Scrooge, or, Marley’s Ghost
R: Walter R. Booth. B: Charles Dickens. D: Daniel Smith. P: Paul’s Animatograph Works (Robert W. Paul). UK 1901

“Produced by the English movie pioneer R. W. Paul, this version of ‘A Christmas Carol’ was, until the 2011 rediscovery of the Bleak House-derived The Death of Poor Joe (d. G.A. Smith, c.1900/1901), believed to be the earliest adaptation of Dickens’ work on film. The only known print, held by the BFI, is incomplete, but manages to tell enough of the story for it to be recognisable. As so often in the cinema’s early days, the filmmakers chose to adapt an already well-known story, assuming the audience’s familiarity with the tale meant less need for excessive inter-titles.

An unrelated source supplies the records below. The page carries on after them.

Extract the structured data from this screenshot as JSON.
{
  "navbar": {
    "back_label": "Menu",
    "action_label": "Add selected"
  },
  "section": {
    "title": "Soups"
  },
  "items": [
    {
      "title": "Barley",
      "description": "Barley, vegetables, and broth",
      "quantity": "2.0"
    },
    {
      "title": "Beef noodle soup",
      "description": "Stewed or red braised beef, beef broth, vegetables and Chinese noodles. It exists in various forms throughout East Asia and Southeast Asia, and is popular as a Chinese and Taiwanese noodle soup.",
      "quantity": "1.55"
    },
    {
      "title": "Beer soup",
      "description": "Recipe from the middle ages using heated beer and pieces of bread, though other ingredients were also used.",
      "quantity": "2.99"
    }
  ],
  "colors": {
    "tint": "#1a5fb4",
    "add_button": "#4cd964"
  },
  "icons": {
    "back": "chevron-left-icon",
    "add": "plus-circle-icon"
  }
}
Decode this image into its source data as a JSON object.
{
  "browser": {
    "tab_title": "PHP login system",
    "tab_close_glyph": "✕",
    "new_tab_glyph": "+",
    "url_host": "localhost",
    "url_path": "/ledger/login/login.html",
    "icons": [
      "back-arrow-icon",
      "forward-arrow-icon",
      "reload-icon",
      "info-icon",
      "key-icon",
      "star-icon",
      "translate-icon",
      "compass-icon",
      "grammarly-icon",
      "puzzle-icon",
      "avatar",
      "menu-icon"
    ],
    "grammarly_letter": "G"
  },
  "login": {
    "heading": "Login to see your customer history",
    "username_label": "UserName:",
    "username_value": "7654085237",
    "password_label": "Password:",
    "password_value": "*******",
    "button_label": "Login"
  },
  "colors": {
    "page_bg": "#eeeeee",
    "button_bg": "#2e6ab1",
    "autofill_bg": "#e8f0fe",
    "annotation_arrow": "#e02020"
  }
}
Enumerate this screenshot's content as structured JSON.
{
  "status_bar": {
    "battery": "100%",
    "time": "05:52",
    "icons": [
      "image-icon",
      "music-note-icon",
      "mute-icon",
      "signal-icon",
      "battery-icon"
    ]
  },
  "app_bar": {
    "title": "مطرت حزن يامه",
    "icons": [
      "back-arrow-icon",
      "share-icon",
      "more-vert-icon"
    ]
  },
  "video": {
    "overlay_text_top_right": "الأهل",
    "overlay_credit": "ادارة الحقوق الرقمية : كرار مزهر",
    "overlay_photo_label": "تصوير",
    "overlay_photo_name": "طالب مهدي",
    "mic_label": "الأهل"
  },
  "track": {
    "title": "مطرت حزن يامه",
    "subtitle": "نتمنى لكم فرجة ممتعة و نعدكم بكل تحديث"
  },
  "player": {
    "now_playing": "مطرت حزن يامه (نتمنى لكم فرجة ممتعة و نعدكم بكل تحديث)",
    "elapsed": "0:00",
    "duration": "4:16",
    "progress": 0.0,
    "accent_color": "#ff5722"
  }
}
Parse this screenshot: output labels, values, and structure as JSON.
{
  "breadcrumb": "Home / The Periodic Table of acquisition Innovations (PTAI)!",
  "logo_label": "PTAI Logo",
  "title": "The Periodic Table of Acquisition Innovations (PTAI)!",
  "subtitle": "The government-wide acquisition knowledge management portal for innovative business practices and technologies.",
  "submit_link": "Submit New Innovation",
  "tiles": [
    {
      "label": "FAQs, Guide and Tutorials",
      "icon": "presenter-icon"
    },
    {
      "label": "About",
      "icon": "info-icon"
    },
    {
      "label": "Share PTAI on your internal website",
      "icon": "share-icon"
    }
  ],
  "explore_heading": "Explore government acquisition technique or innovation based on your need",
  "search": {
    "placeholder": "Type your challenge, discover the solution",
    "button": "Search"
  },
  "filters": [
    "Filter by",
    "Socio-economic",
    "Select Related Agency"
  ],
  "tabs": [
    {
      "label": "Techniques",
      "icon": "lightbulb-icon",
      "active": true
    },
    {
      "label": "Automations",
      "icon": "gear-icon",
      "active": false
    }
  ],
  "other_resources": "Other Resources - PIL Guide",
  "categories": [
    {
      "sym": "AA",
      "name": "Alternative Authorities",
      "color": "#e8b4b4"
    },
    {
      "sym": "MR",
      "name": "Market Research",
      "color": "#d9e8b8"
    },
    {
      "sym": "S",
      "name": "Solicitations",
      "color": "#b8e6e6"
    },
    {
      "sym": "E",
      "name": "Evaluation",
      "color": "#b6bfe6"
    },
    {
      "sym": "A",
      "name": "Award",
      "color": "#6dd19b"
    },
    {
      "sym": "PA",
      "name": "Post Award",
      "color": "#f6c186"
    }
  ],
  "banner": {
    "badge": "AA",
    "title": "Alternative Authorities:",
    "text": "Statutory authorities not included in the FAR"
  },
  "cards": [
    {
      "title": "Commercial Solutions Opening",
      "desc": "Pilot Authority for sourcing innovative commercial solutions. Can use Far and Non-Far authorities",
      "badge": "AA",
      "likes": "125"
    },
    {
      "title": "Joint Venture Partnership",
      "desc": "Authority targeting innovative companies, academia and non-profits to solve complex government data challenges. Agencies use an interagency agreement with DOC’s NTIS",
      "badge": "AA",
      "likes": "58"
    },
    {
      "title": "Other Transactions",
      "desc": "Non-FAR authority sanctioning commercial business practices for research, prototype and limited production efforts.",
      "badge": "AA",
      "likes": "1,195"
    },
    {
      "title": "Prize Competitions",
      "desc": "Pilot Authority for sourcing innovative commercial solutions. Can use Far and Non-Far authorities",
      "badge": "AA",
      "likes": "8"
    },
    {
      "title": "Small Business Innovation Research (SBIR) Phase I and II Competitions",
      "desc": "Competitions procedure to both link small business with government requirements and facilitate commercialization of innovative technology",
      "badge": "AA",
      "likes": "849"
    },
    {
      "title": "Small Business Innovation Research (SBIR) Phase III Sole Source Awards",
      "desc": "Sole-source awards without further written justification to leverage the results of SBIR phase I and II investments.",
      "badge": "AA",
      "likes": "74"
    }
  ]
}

There is evidence to suggest that Paul’s version of ‘A Christmas Carol’ was based as much on J.C. Buckstone‘s popular stage adaptation as on Dickens’ original story. (…) Although somewhat flat and stage-bound to modern eyes, this first cinematic excursion into Dickens’ most popular tale was an ambitious undertaking at the time. Not only did it attempt to tell an 80-page story in five minutes, but it featured impressive trick effects, superimposing Marley’s face over the door knocker and the scenes from his youth over a black curtain in Scrooge’s bedroom. Paul was a trick film specialist and Walter Booth – credited with the film’s direction – was a well-known magician.”